A game-theoretic analysis of games with a purpose: Very interesting model

formulation. This paper takes the phenomenon of the ESP game and

establishes a theoretical formulation. There seem to be plenty of

directions for future research as listed in the conclusion section.

 

One thing that comes to mind is what outcomes we can expect if mixed

strategies are taken into account. is it reasonable to model players as

initially playing low effort and then switching to hight effort when they

realize that low effort is not succeeding as they would like? or perhaps

vice-versa: players play high effort and then tone down as they get tired.

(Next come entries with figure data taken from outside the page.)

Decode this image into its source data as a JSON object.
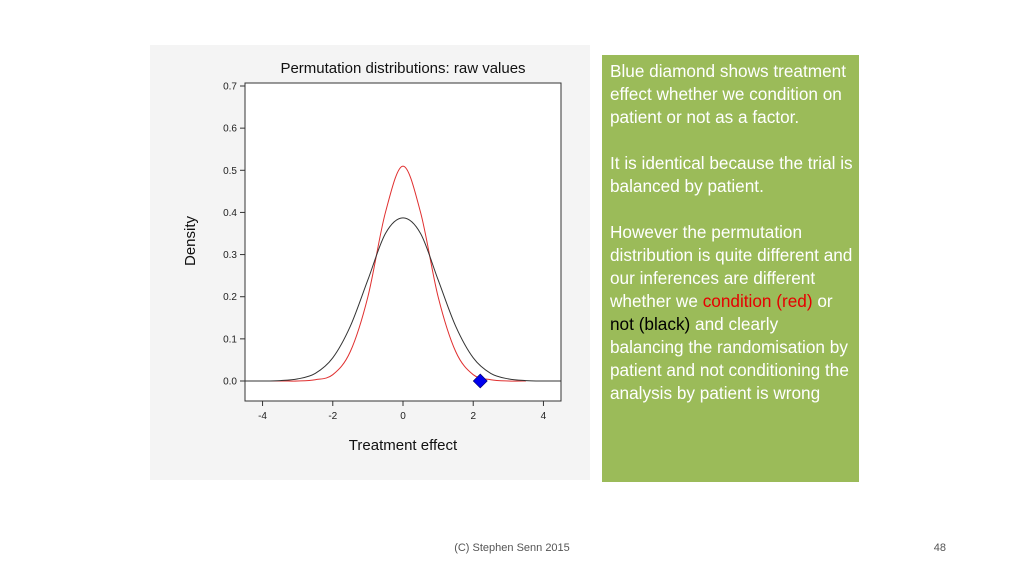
{
  "chart_data": {
    "type": "line",
    "title": "Permutation distributions: raw values",
    "xlabel": "Treatment effect",
    "ylabel": "Density",
    "xlim": [
      -4.5,
      4.5
    ],
    "ylim": [
      0,
      0.7
    ],
    "xticks": [
      -4,
      -2,
      0,
      2,
      4
    ],
    "yticks": [
      0.0,
      0.1,
      0.2,
      0.3,
      0.4,
      0.5,
      0.6,
      0.7
    ],
    "ytick_labels": [
      "0.0",
      "0.1",
      "0.2",
      "0.3",
      "0.4",
      "0.5",
      "0.6",
      "0.7"
    ],
    "grid": false,
    "legend": "none",
    "series": [
      {
        "color": "#e03030",
        "x": [
          -4.5,
          -3.5,
          -3.0,
          -2.5,
          -2.0,
          -1.5,
          -1.0,
          -0.5,
          0.0,
          0.5,
          1.0,
          1.5,
          2.0,
          2.5,
          3.0,
          3.5
        ],
        "y": [
          0.0,
          0.0,
          0.0,
          0.003,
          0.015,
          0.07,
          0.2,
          0.4,
          0.51,
          0.4,
          0.2,
          0.07,
          0.015,
          0.003,
          0.0,
          0.0
        ]
      },
      {
        "color": "#333333",
        "x": [
          -4.5,
          -4.0,
          -3.5,
          -3.0,
          -2.5,
          -2.0,
          -1.5,
          -1.0,
          -0.5,
          0.0,
          0.5,
          1.0,
          1.5,
          2.0,
          2.5,
          3.0,
          3.5,
          4.0,
          4.5
        ],
        "y": [
          0.0,
          0.0,
          0.001,
          0.005,
          0.018,
          0.055,
          0.13,
          0.24,
          0.35,
          0.387,
          0.35,
          0.24,
          0.13,
          0.055,
          0.018,
          0.005,
          0.001,
          0.0,
          0.0
        ]
      }
    ],
    "markers": [
      {
        "shape": "diamond",
        "color": "#0000ee",
        "x": 2.2,
        "y": 0.0
      }
    ]
  },
  "note": {
    "p1": "Blue diamond shows treatment effect whether we condition on patient or not as a factor.",
    "p2": "It is identical because the trial is balanced by patient.",
    "p3_lead": "However the permutation distribution is quite different and our inferences are different  whether we",
    "p3_red": "condition  (red)",
    "p3_or": "or",
    "p3_not": "not",
    "p3_black": "(black)",
    "p3_tail": "and clearly balancing the randomisation by patient and not conditioning the analysis by patient is wrong"
  },
  "footer": {
    "copyright": "(C) Stephen Senn 2015",
    "slide_number": "48"
  }
}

It would also be interesting to look at other preference models.

 

The paper models the game as a 2 stage process where the 1st stage

involves a decision on effort level and the 2nd stage involves a choice of

dictionary. Would it be possible to model this game differently? The paper

does mention that future work could consider taking into account a cost

associated with effort. Could we treat this as a repeated game with

discounting? an early win is highly valuable (in the early match

preference model) but later wins are less valuable. so utility obtained

later is discounted - which means that once players realize that an early

win will not happen they put in less effort.

 

Might players punish each other for not getting them a win? Suppose that

one player felt that somehow the other player was not putting in enough

effort?

 

 

Brian Young

 

Jain and Parkes leave it an open question whether there exists some method of causing players to choose rare words first. This seems unlikely to me under the current kinds of games.

 

As correctness of answers is verified only by confirmation from other players, getting people to input rare words is a difficult task, since the rarer a word is, the less likely it is to be matched by some other player. As such, people with more words in their dictionary than the average person does would have decreasing incentive to play words that the average person does not know -- in other words, they would "play down" to the average. Any incentive structure that could in fact incentivize rare words would have to deal with the possibility of allowing unique but irrelevant information to slip through.

 

My idle thoughts on generating more detailed results, though, led me to imagine a set of images that had all been tagged with the same or similar words. We might consider setting up a game in which one player, the "describer", was given one of those images to describe, knowing that the "guesser" would have to deduce which of those similarly-tagged images was being described. It's conceivable that this might result in more and more detailed information, to more accurately distinguish between similar images.

 

I also have to wonder: to what extent does knowing that the games they are playing have "a purpose" influence people's enjoyment? I remember how the site FreeRice, which combines a vocabulary quiz with donations to charity for each correct answer, was widely popularized, while a game that was nothing but a vocabulary quiz would most likely not have achieved such popularity on its own.